About a month ago, the NYT reported that reconstruction programs in Iraq were an abject disaster.
In a troubling sign for the American-financed rebuilding program in Iraq, inspectors for a federal oversight agency have found that in a sampling of eight projects that the United States had declared successes, seven were no longer operating as designed because of plumbing and electrical failures, lack of proper maintenance, apparent looting and expensive equipment that lay idle.
The United States has previously admitted, sometimes under pressure from federal inspectors, that some of its reconstruction projects have been abandoned, delayed or poorly constructed. But this is the first time inspectors have found that projects officially declared a success — in some cases, as little as six months before the latest inspections — were no longer working properly.
Now, contrast this record with news today that we’re in the midst of building the biggest, most expensive embassy on earth, right there in Baghdad. (thanks to Bob for the tip)
The Bush administration designed the 104-acre compound — set to open in September in what today is a war zone — to be an ultra-secure enclave. Yet it also hoped that downtown Baghdad would cease being a battleground when diplomats moved in. […]
The $592 million embassy occupies a chunk of prime real estate two-thirds the size of Washington’s National Mall, with desk space for about 1,000 people behind high, blast-resistant walls. The compound is a symbol both of how much the United States has invested in Iraq and how the circumstances of its involvement are changing.
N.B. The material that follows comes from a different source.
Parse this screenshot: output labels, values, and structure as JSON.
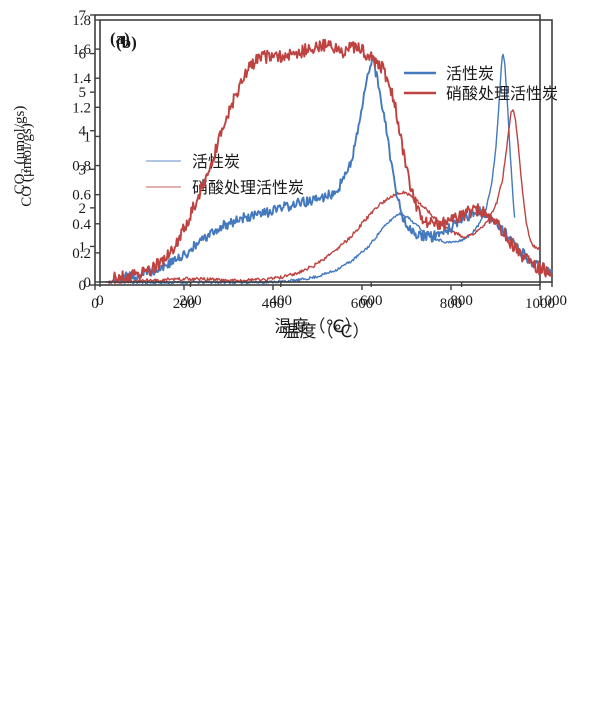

The embassy is one of the few major projects the administration has undertaken in Iraq that is on schedule and within budget.
That’s bound to make the Iraqis happy, isn’t it? Most of the buildings we’ve built for the country are crumbling, but look at the enormous embassy we’ve built for ourselves — within budget! — on prime real estate in downtown Baghdad.
The International Crisis Group, a nongovernmental organization that seeks to prevent and resolve conflicts, has identified the complex as the world’s largest embassy. The organization notes that the embassy is a sore point with Iraqis who are fed up with war, violence and roadblocks and chafing under the perception the U.S. still calls the shots more than four years after Saddam’s ouster.
You think?
The complex quickly could become a white elephant if the U.S. scales back its presence and ambitions in Iraq. Although the U.S. probably will have forces in Iraq for years to come, it is not clear how much of the traditional work of diplomacy can proceed amid the violence and what the future holds for Iraq’s government.
“What you have is a situation in which they are building an embassy without really thinking about what its functions are,” said Edward Peck, a former top U.S. diplomat in Iraq.
“What kind of embassy is it when everybody lives inside and it’s blast-proof, and people are running around with helmets and crouching behind sandbags?”
“The very fundamental issue is, they don’t know where the hell they’re going.”